I keep a little list tucked away in my journal, filled with location ideas. I never stop unconsciously adding to that list as I go about my life. The parking lot on the way to the grocery store? Add it. The waterfall on the hike last Saturday? Add it. In passing conversation, someone mentioned a half-built building on the mountain slope? Add it. I think it’s amazing when your passion starts to blur the barriers between life and work. I’m constantly both living while I work, and working while I live.
Where is your dream location for a shoot? Why do you pick this location? What are the attributes of this location that makes it special?
I don’t necessarily have a dream location. To be honest, every up-coming shoot is generally the only thing on my brain. But I have been thinking of shooting inside Long Street Bath House. I love the patterns and colors of the interior. I think I could definitely create some intriguing work in that space. There’s so much you can do with bodies of water.
What is your process for planning a shoot?
I’ve recently started to personalize my shoots to my clients. “What are their interests?”, “What are their passions?”, “What color do I think represents them?” etc. I try to represent them as creatively as I can. At the end of the day, I want my models to be the main focus. I want to turn them into art.
What role does nature play in how you tell stories with images? What influence does it have over your picture-taking?
I’ve always admired nature. I think if you break anything down enough in life, and combine a nice potion of spirituality and science, you start to see all life as the same. Everything is interconnected.
I haven’t really thought about it too much until this question, but I think I like connecting with my subject while we both connect and heal in the middle of nature at the same time. Away from distraction. Away from the disconnect of everyday life.
What is your approach to framing, lighting, and composition?

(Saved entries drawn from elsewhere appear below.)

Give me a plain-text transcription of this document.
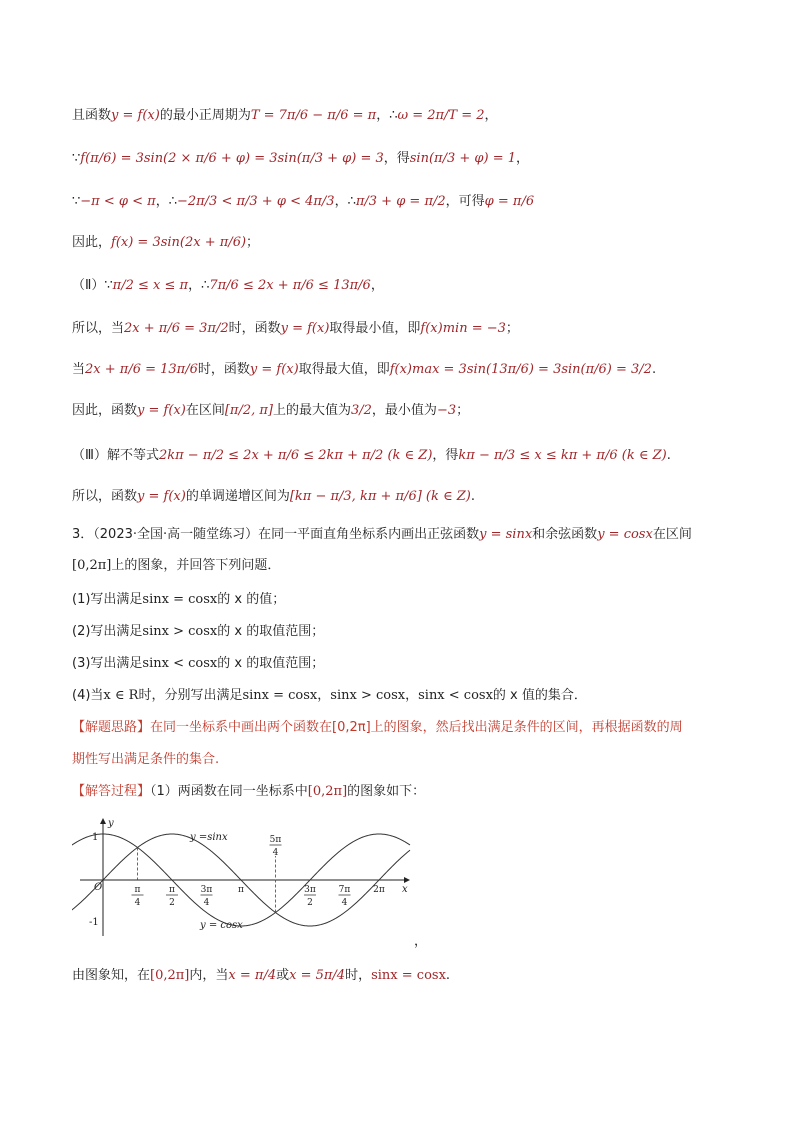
且函数y = f(x)的最小正周期为T = 7π/6 − π/6 = π，∴ω = 2π/T = 2，
∵f(π/6) = 3sin(2 × π/6 + φ) = 3sin(π/3 + φ) = 3，得sin(π/3 + φ) = 1，
∵−π < φ < π，∴−2π/3 < π/3 + φ < 4π/3，∴π/3 + φ = π/2，可得φ = π/6
因此，f(x) = 3sin(2x + π/6)；
（Ⅱ）∵π/2 ≤ x ≤ π，∴7π/6 ≤ 2x + π/6 ≤ 13π/6，
所以，当2x + π/6 = 3π/2时，函数y = f(x)取得最小值，即f(x)min = −3；
当2x + π/6 = 13π/6时，函数y = f(x)取得最大值，即f(x)max = 3sin(13π/6) = 3sin(π/6) = 3/2.
因此，函数y = f(x)在区间[π/2, π]上的最大值为3/2，最小值为−3；
（Ⅲ）解不等式2kπ − π/2 ≤ 2x + π/6 ≤ 2kπ + π/2 (k ∈ Z)，得kπ − π/3 ≤ x ≤ kπ + π/6 (k ∈ Z).
所以，函数y = f(x)的单调递增区间为[kπ − π/3, kπ + π/6] (k ∈ Z).
3．（2023·全国·高一随堂练习）在同一平面直角坐标系内画出正弦函数y = sinx和余弦函数y = cosx在区间
[0,2π]上的图象，并回答下列问题．
(1)写出满足sinx = cosx的 x 的值；
(2)写出满足sinx > cosx的 x 的取值范围；
(3)写出满足sinx < cosx的 x 的取值范围；
(4)当x ∈ R时，分别写出满足sinx = cosx，sinx > cosx，sinx < cosx的 x 值的集合．
【解题思路】在同一坐标系中画出两个函数在[0,2π]上的图象，然后找出满足条件的区间，再根据函数的周
期性写出满足条件的集合.
【解答过程】（1）两函数在同一坐标系中[0,2π]的图象如下：
y
x
O
1
-1
y =sinx
y = cosx
π
4
π
2
3π
4
π
5π
4
3π
2
7π
4
2π
，
由图象知，在[0,2π]内，当x = π/4或x = 5π/4时，sinx = cosx.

I feel as if the lighting is the MOST important aspect of photography. The word ‘photography’ is literally derived from Greek roots roughly translating to “drawing with light”. If you understand how the camera works internally, you really start to understand the importance of lighting up your subject properly. And I always use natural light.
I think with my background, from the year I spent studying Fine Arts, and my constantly evolving fascination with art in general, I compose my photos the same as I would compose my paintings and drawings. I love symmetry and I love soft, cotton-candy colors dancing through the background, so I always opt for shoots during sunset and sunrise. It’s also an excuse to open up your pineal gland! So important for peace.
If you had to choose the perfect image that represents the type of images and aesthetic quality that defines you, which one would you choose and why?
A definitive image by photographer Jaimie Pratt
You’re asking me to choose a favorite child! Haha. I’d have to say the shoot with my latest client, and close friend. I loved the opportunity to combine his personal interests; art and surfing. A shoot in the ocean was something that had been lingering in my mind for about a year prior. It was wild to finally see that idea materialize in front of me.